Die Beispiele dieses Artikels finden Sie in der Datenbank 1803_FormsControlsVBARead.accdb.

Innerhalb des Formulars

Wenn Sie ein Formular erstellen und diesem ein Klassenmodul zuweisen, das sogenannte Code behind-Modul, dann können Sie von diesem aus auf andere Weise auf die Elemente des Formulars zugreifen als dies etwa von einem anderen Formular oder auch von einem Standardmodul aus möglich ist.

Hier steht nämlich das Me-Schlüsselwort für den Zugriff auf die Objektvariable des aktuellen Formulars zur Verfügung. Zur Verdeutlichung legen Sie einfach einmal ein neues Formular in einer leeren Datenbank an und speichern dieses unter dem Namen frmBeispiel.

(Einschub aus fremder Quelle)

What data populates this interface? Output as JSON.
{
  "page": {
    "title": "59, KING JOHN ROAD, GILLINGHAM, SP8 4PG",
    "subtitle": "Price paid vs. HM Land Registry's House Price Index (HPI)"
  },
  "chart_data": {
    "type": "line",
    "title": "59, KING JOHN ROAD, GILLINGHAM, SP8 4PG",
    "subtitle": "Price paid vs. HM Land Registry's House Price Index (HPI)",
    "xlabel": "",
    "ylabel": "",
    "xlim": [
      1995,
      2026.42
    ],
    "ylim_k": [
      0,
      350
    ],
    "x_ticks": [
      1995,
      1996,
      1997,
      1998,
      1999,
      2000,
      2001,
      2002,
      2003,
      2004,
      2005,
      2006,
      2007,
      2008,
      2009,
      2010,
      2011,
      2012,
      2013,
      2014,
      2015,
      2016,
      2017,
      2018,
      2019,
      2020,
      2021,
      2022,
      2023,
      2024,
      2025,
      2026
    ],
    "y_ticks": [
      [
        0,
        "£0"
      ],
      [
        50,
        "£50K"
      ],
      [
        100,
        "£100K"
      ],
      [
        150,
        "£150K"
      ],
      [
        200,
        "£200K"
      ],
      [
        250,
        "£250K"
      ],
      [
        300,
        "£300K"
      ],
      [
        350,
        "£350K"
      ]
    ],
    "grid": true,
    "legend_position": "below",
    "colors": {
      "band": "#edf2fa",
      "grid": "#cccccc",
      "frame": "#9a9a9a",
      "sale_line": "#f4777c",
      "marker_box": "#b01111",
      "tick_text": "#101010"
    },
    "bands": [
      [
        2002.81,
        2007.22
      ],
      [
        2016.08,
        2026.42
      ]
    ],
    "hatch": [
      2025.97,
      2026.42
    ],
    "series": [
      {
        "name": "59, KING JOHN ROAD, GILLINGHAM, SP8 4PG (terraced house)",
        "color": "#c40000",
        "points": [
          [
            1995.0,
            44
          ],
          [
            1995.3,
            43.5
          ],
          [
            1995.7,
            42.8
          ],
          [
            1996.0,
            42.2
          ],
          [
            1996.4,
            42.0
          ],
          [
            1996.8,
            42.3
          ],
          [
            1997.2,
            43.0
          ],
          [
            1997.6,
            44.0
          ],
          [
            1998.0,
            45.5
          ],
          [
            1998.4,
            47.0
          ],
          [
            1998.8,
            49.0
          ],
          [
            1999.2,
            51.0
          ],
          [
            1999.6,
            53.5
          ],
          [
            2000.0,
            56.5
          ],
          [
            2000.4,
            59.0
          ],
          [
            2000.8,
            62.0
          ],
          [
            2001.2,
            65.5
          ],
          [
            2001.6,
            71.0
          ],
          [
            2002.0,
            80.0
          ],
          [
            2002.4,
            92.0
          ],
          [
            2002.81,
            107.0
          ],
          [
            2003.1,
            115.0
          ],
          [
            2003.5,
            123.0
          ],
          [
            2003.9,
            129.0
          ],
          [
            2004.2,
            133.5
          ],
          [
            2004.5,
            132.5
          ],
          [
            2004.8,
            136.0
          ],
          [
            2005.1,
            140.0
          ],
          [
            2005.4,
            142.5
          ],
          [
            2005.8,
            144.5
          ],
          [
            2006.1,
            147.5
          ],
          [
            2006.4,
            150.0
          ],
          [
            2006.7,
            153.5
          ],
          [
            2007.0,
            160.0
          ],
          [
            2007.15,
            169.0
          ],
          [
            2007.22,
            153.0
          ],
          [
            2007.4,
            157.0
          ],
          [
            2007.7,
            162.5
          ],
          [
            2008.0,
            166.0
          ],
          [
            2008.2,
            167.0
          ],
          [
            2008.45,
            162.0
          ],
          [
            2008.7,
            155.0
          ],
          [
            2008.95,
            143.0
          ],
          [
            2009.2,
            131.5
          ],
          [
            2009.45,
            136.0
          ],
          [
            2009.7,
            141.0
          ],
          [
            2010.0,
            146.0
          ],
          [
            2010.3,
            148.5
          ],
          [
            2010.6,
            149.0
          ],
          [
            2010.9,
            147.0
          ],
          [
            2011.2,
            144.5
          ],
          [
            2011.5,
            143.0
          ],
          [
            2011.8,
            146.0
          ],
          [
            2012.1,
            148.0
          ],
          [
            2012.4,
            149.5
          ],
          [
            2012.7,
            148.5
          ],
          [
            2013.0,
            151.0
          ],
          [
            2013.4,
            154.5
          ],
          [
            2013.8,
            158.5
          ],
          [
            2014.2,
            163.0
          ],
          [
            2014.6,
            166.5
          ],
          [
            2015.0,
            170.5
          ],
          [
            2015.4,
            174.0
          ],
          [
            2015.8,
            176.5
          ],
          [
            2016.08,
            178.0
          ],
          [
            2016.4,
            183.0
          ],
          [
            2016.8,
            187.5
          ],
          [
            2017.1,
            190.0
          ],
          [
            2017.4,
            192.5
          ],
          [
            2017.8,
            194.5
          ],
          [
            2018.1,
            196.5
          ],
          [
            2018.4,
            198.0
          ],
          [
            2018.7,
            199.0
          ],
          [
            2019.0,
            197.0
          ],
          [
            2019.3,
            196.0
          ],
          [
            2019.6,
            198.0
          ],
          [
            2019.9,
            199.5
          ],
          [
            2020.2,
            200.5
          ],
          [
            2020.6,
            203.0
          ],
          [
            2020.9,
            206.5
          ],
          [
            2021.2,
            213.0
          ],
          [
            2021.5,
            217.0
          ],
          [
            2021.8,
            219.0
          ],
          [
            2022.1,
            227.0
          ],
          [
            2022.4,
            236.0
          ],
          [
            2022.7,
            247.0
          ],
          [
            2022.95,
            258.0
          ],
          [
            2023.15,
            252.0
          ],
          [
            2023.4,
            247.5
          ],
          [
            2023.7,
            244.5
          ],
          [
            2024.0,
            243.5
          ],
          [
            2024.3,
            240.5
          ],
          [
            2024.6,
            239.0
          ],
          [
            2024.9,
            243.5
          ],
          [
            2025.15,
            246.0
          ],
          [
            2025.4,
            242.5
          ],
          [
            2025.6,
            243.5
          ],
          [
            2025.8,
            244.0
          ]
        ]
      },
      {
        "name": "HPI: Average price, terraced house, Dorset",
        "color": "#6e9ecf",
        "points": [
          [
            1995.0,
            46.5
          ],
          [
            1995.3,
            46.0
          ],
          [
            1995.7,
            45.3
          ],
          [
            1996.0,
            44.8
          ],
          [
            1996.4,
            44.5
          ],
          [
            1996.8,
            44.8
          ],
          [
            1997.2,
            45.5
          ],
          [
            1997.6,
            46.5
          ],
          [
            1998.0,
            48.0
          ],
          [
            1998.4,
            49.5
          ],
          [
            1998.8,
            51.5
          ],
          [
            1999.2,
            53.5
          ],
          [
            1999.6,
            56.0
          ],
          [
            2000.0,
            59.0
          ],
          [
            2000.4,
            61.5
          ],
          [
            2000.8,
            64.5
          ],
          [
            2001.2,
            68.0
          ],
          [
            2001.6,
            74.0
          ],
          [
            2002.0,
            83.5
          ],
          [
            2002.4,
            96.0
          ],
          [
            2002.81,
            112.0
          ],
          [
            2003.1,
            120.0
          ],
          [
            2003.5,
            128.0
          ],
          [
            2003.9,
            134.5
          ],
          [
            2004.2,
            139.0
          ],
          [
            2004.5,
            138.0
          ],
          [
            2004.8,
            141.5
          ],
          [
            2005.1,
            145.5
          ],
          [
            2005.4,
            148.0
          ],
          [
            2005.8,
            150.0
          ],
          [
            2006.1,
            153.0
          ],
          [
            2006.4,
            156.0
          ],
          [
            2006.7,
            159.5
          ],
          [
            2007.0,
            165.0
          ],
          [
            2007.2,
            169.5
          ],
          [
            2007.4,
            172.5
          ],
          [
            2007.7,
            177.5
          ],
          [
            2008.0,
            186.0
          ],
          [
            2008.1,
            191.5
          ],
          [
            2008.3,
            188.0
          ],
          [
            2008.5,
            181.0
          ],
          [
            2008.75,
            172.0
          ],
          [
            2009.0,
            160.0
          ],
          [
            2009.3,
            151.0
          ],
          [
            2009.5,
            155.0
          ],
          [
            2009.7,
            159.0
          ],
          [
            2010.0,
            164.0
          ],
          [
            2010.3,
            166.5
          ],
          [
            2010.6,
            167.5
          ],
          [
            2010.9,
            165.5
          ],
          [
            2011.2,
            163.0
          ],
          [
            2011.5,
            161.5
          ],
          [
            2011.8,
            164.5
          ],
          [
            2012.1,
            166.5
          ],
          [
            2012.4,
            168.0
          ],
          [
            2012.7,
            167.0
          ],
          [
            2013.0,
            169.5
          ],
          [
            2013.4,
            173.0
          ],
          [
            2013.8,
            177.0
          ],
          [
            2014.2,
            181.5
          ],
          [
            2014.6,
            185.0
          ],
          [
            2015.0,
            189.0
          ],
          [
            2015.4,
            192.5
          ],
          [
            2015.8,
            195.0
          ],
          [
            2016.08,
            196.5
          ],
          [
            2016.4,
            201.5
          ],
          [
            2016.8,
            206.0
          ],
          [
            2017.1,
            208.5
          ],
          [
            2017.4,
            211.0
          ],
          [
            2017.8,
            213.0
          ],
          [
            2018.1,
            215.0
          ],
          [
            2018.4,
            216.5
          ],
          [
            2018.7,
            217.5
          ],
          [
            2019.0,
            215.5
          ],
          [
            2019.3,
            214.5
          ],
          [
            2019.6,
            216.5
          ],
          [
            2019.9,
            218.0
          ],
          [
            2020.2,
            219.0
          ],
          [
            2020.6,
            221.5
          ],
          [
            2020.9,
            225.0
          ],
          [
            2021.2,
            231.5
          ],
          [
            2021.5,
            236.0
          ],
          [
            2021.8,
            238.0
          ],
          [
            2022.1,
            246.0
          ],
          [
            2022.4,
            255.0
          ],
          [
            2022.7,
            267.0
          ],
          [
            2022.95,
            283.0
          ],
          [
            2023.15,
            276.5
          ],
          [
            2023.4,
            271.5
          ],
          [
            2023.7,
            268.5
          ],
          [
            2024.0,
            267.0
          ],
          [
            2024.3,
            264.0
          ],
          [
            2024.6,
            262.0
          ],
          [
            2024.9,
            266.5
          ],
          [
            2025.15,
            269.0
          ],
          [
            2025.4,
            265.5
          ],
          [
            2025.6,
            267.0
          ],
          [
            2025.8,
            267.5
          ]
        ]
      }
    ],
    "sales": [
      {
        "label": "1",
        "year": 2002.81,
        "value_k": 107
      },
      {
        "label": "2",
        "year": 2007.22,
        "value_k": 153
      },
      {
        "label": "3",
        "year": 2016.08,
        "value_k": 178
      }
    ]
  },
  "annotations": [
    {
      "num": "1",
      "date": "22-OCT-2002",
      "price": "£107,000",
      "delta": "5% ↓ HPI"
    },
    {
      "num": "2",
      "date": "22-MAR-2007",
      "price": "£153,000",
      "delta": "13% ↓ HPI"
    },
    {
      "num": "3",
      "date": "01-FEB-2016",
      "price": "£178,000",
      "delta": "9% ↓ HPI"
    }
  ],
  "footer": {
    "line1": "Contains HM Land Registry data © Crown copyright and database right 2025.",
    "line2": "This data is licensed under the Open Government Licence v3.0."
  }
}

Diesem fügen wir nun eine Schaltfläche hinzu, die wir mit der Beschriftung Name anzeigen und dem Namen cmdNameAnzeigen versehen und für die wir eine neue Ereignisprozedur für das Ereignis Beim Klicken anlegen (siehe Bild 1).

Hinzufügen einer Ereignisprozedur für eine Schaltfläche

Bild 1: Hinzufügen einer Ereignisprozedur für eine Schaltfläche

Der Ereignisprozedur fügen wir nun eine Anweisung hinzu, die den Namen des Formulars in einem Meldungsfenster ausgeben soll:

Private Sub cmdNameAnzeigen_Click()

MsgBox Me.Name

End Sub

Das hier wie selbstverständlich verwendete Schlüsselwort Me ist eine sehr praktische Vereinfachung für den Zugriff auf die Elemente des Formulars, auf das sich das Klassenmodul bezieht.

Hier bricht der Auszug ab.